Not many companies would dare to fight with Amazon, Microsoft and Google at the same time, but three-year-old Paperspace thinks it can carve out a cloud computing niche by rolling out the red carpet for data scientists. Today it launched new GPU-powered virtual machines that utilize Nvidia’s Pascal cards. With pre-installed machine learning frameworks, Paperspace caters to the emerging market of prosumer and enthusiast data scientists.
“Amazon Web Services (AWS) is amazing, but it’s hard to get going,” said Dillon Erb, co-founder of Paperspace.

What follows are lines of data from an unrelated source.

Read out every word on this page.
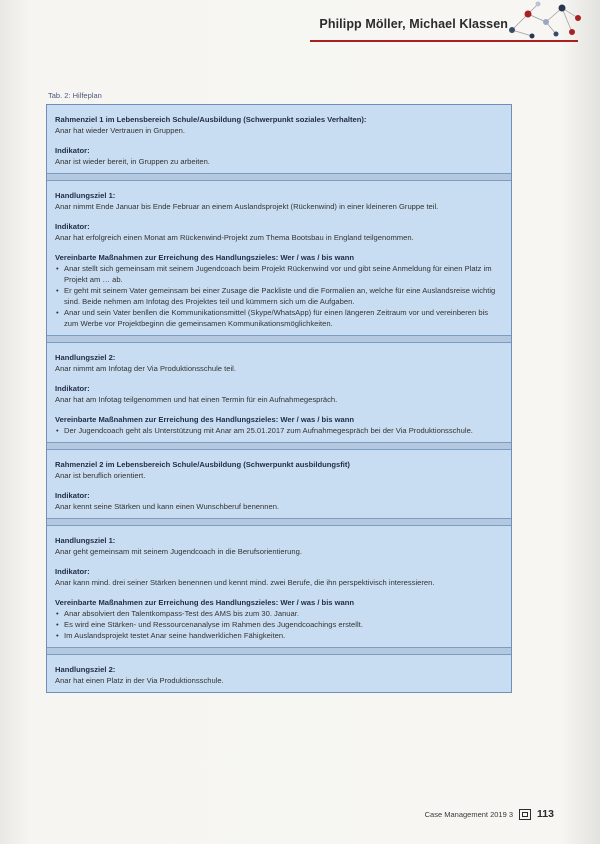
Philipp Möller, Michael Klassen
Tab. 2: Hilfeplan
Rahmenziel 1 im Lebensbereich Schule/Ausbildung (Schwerpunkt soziales Verhalten):
Anar hat wieder Vertrauen in Gruppen.
Indikator:
Anar ist wieder bereit, in Gruppen zu arbeiten.
Handlungsziel 1:
Anar nimmt Ende Januar bis Ende Februar an einem Auslandsprojekt (Rückenwind) in einer kleineren Gruppe teil.
Indikator:
Anar hat erfolgreich einen Monat am Rückenwind-Projekt zum Thema Bootsbau in England teilgenommen.
Vereinbarte Maßnahmen zur Erreichung des Handlungszieles: Wer / was / bis wann
• Anar stellt sich gemeinsam mit seinem Jugendcoach beim Projekt Rückenwind vor und gibt seine Anmeldung für einen Platz im Projekt am … ab.
• Er geht mit seinem Vater gemeinsam bei einer Zusage die Packliste und die Formalien an, welche für eine Auslandsreise wichtig sind. Beide nehmen am Infotag des Projektes teil und kümmern sich um die Aufgaben.
• Anar und sein Vater benllen die Kommunikationsmittel (Skype/WhatsApp) für einen längeren Zeitraum vor und vereinberen bis zum Werbe vor Projektbeginn die gemeinsamen Kommunikationsmöglichkeiten.
Handlungsziel 2:
Anar nimmt am Infotag der Via Produktionsschule teil.
Indikator:
Anar hat am Infotag teilgenommen und hat einen Termin für ein Aufnahmegespräch.
Vereinbarte Maßnahmen zur Erreichung des Handlungszieles: Wer / was / bis wann
• Der Jugendcoach geht als Unterstützung mit Anar am 25.01.2017 zum Aufnahmegespräch bei der Via Produktionsschule.
Rahmenziel 2 im Lebensbereich Schule/Ausbildung (Schwerpunkt ausbildungsfit)
Anar ist beruflich orientiert.
Indikator:
Anar kennt seine Stärken und kann einen Wunschberuf benennen.
Handlungsziel 1:
Anar geht gemeinsam mit seinem Jugendcoach in die Berufsorientierung.
Indikator:
Anar kann mind. drei seiner Stärken benennen und kennt mind. zwei Berufe, die ihn perspektivisch interessieren.
Vereinbarte Maßnahmen zur Erreichung des Handlungszieles: Wer / was / bis wann
• Anar absolviert den Talentkompass-Test des AMS bis zum 30. Januar.
• Es wird eine Stärken- und Ressourcenanalyse im Rahmen des Jugendcoachings erstellt.
• Im Auslandsprojekt testet Anar seine handwerklichen Fähigkeiten.
Handlungsziel 2:
Anar hat einen Platz in der Via Produktionsschule.
Case Management 2019 3 113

To make machine learning in the cloud more accessible, Paperspace offers users a familiar Linux desktop from within their web browser. Anyone can then use either a secure shell or a web-based terminal to implement code. And in addition to interface and hardware improvements, Paperspace aims to undercut on price by offering access to Pascal chips with 2560 CUDA cores and 16GB of memory for just $0.65 per hour.
“In the last 18 months, we have seen a rise in people asking for GPUs,” added Erb.

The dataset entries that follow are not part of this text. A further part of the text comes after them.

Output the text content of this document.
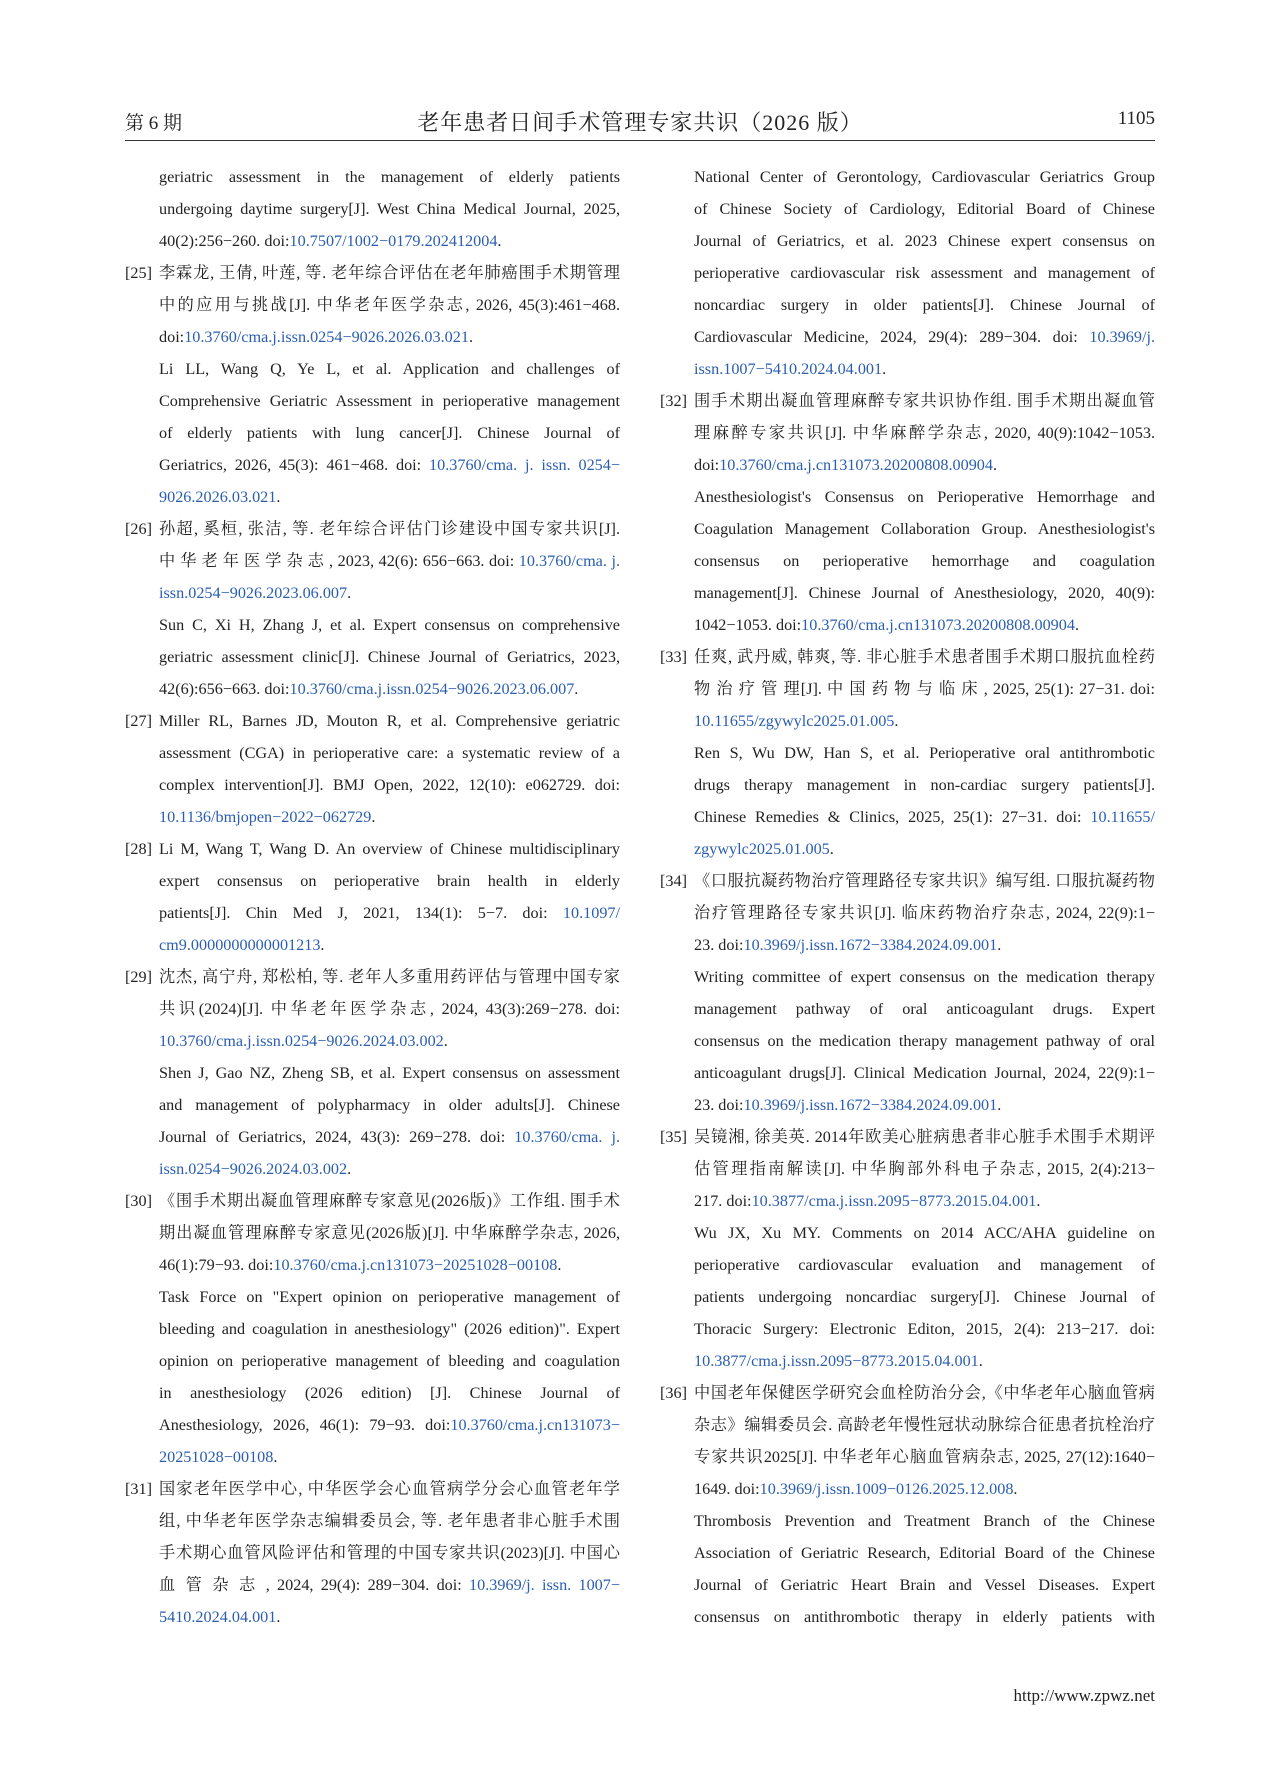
第 6 期	老年患者日间手术管理专家共识（2026 版）	1105
geriatric assessment in the management of elderly patients
undergoing daytime surgery[J]. West China Medical Journal, 2025,
40(2):256−260. doi:10.7507/1002−0179.202412004.
[25] 李霖龙, 王倩, 叶莲, 等. 老年综合评估在老年肺癌围手术期管理
中的应用与挑战[J]. 中华老年医学杂志, 2026, 45(3):461−468.
doi:10.3760/cma.j.issn.0254−9026.2026.03.021.
Li LL, Wang Q, Ye L, et al. Application and challenges of
Comprehensive Geriatric Assessment in perioperative management
of elderly patients with lung cancer[J]. Chinese Journal of
Geriatrics, 2026, 45(3): 461−468. doi: 10.3760/cma. j. issn. 0254−
9026.2026.03.021.
[26] 孙超, 奚桓, 张洁, 等. 老年综合评估门诊建设中国专家共识[J].
中 华 老 年 医 学 杂 志 , 2023, 42(6): 656−663. doi: 10.3760/cma. j.
issn.0254−9026.2023.06.007.
Sun C, Xi H, Zhang J, et al. Expert consensus on comprehensive
geriatric assessment clinic[J]. Chinese Journal of Geriatrics, 2023,
42(6):656−663. doi:10.3760/cma.j.issn.0254−9026.2023.06.007.
[27] Miller RL, Barnes JD, Mouton R, et al. Comprehensive geriatric
assessment (CGA) in perioperative care: a systematic review of a
complex intervention[J]. BMJ Open, 2022, 12(10): e062729. doi:
10.1136/bmjopen−2022−062729.
[28] Li M, Wang T, Wang D. An overview of Chinese multidisciplinary
expert consensus on perioperative brain health in elderly
patients[J]. Chin Med J, 2021, 134(1): 5−7. doi: 10.1097/
cm9.0000000000001213.
[29] 沈杰, 高宁舟, 郑松柏, 等. 老年人多重用药评估与管理中国专家
共识(2024)[J]. 中华老年医学杂志, 2024, 43(3):269−278. doi:
10.3760/cma.j.issn.0254−9026.2024.03.002.
Shen J, Gao NZ, Zheng SB, et al. Expert consensus on assessment
and management of polypharmacy in older adults[J]. Chinese
Journal of Geriatrics, 2024, 43(3): 269−278. doi: 10.3760/cma. j.
issn.0254−9026.2024.03.002.
[30] 《围手术期出凝血管理麻醉专家意见(2026版)》工作组. 围手术
期出凝血管理麻醉专家意见(2026版)[J]. 中华麻醉学杂志, 2026,
46(1):79−93. doi:10.3760/cma.j.cn131073−20251028−00108.
Task Force on "Expert opinion on perioperative management of
bleeding and coagulation in anesthesiology" (2026 edition)". Expert
opinion on perioperative management of bleeding and coagulation
in anesthesiology (2026 edition) [J]. Chinese Journal of
Anesthesiology, 2026, 46(1): 79−93. doi:10.3760/cma.j.cn131073−
20251028−00108.
[31] 国家老年医学中心, 中华医学会心血管病学分会心血管老年学
组, 中华老年医学杂志编辑委员会, 等. 老年患者非心脏手术围
手术期心血管风险评估和管理的中国专家共识(2023)[J]. 中国心
血 管 杂 志 , 2024, 29(4): 289−304. doi: 10.3969/j. issn. 1007−
5410.2024.04.001.
National Center of Gerontology, Cardiovascular Geriatrics Group
of Chinese Society of Cardiology, Editorial Board of Chinese
Journal of Geriatrics, et al. 2023 Chinese expert consensus on
perioperative cardiovascular risk assessment and management of
noncardiac surgery in older patients[J]. Chinese Journal of
Cardiovascular Medicine, 2024, 29(4): 289−304. doi: 10.3969/j.
issn.1007−5410.2024.04.001.
[32] 围手术期出凝血管理麻醉专家共识协作组. 围手术期出凝血管
理麻醉专家共识[J]. 中华麻醉学杂志, 2020, 40(9):1042−1053.
doi:10.3760/cma.j.cn131073.20200808.00904.
Anesthesiologist's Consensus on Perioperative Hemorrhage and
Coagulation Management Collaboration Group. Anesthesiologist's
consensus on perioperative hemorrhage and coagulation
management[J]. Chinese Journal of Anesthesiology, 2020, 40(9):
1042−1053. doi:10.3760/cma.j.cn131073.20200808.00904.
[33] 任爽, 武丹威, 韩爽, 等. 非心脏手术患者围手术期口服抗血栓药
物 治 疗 管 理[J]. 中 国 药 物 与 临 床 , 2025, 25(1): 27−31. doi:
10.11655/zgywylc2025.01.005.
Ren S, Wu DW, Han S, et al. Perioperative oral antithrombotic
drugs therapy management in non-cardiac surgery patients[J].
Chinese Remedies & Clinics, 2025, 25(1): 27−31. doi: 10.11655/
zgywylc2025.01.005.
[34] 《口服抗凝药物治疗管理路径专家共识》编写组. 口服抗凝药物
治疗管理路径专家共识[J]. 临床药物治疗杂志, 2024, 22(9):1−
23. doi:10.3969/j.issn.1672−3384.2024.09.001.
Writing committee of expert consensus on the medication therapy
management pathway of oral anticoagulant drugs. Expert
consensus on the medication therapy management pathway of oral
anticoagulant drugs[J]. Clinical Medication Journal, 2024, 22(9):1−
23. doi:10.3969/j.issn.1672−3384.2024.09.001.
[35] 吴镜湘, 徐美英. 2014年欧美心脏病患者非心脏手术围手术期评
估管理指南解读[J]. 中华胸部外科电子杂志, 2015, 2(4):213−
217. doi:10.3877/cma.j.issn.2095−8773.2015.04.001.
Wu JX, Xu MY. Comments on 2014 ACC/AHA guideline on
perioperative cardiovascular evaluation and management of
patients undergoing noncardiac surgery[J]. Chinese Journal of
Thoracic Surgery: Electronic Editon, 2015, 2(4): 213−217. doi:
10.3877/cma.j.issn.2095−8773.2015.04.001.
[36] 中国老年保健医学研究会血栓防治分会,《中华老年心脑血管病
杂志》编辑委员会. 高龄老年慢性冠状动脉综合征患者抗栓治疗
专家共识2025[J]. 中华老年心脑血管病杂志, 2025, 27(12):1640−
1649. doi:10.3969/j.issn.1009−0126.2025.12.008.
Thrombosis Prevention and Treatment Branch of the Chinese
Association of Geriatric Research, Editorial Board of the Chinese
Journal of Geriatric Heart Brain and Vessel Diseases. Expert
consensus on antithrombotic therapy in elderly patients with
http://www.zpwz.net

Machine learning as a service (MLaaS) startups have taken heat in recent months. There are a number of reasons for this, but one of them is that there’s a mismatch between the market of highly technical engineers and products that simplify the development process for novices.
To be clear, Paperspace is in a category of its own, aside from startups like Bonsai and H20.ai, but the metaphor is still appropriate. Existing cloud computing providers that are already embedded in enterprises will continue to move toward democratization — that doesn’t guarantee whitespace for anyone else, especially when you take into account the sheer cost of building and upgrading data centers.
Y Combinator, NYU and Insight Data Science are early partners with Paperspace. The new GPU-powered virtual machines will be used by Insight for its professional training program. YC is also experimenting with the streamlined system for use within its new cohort of AI startups.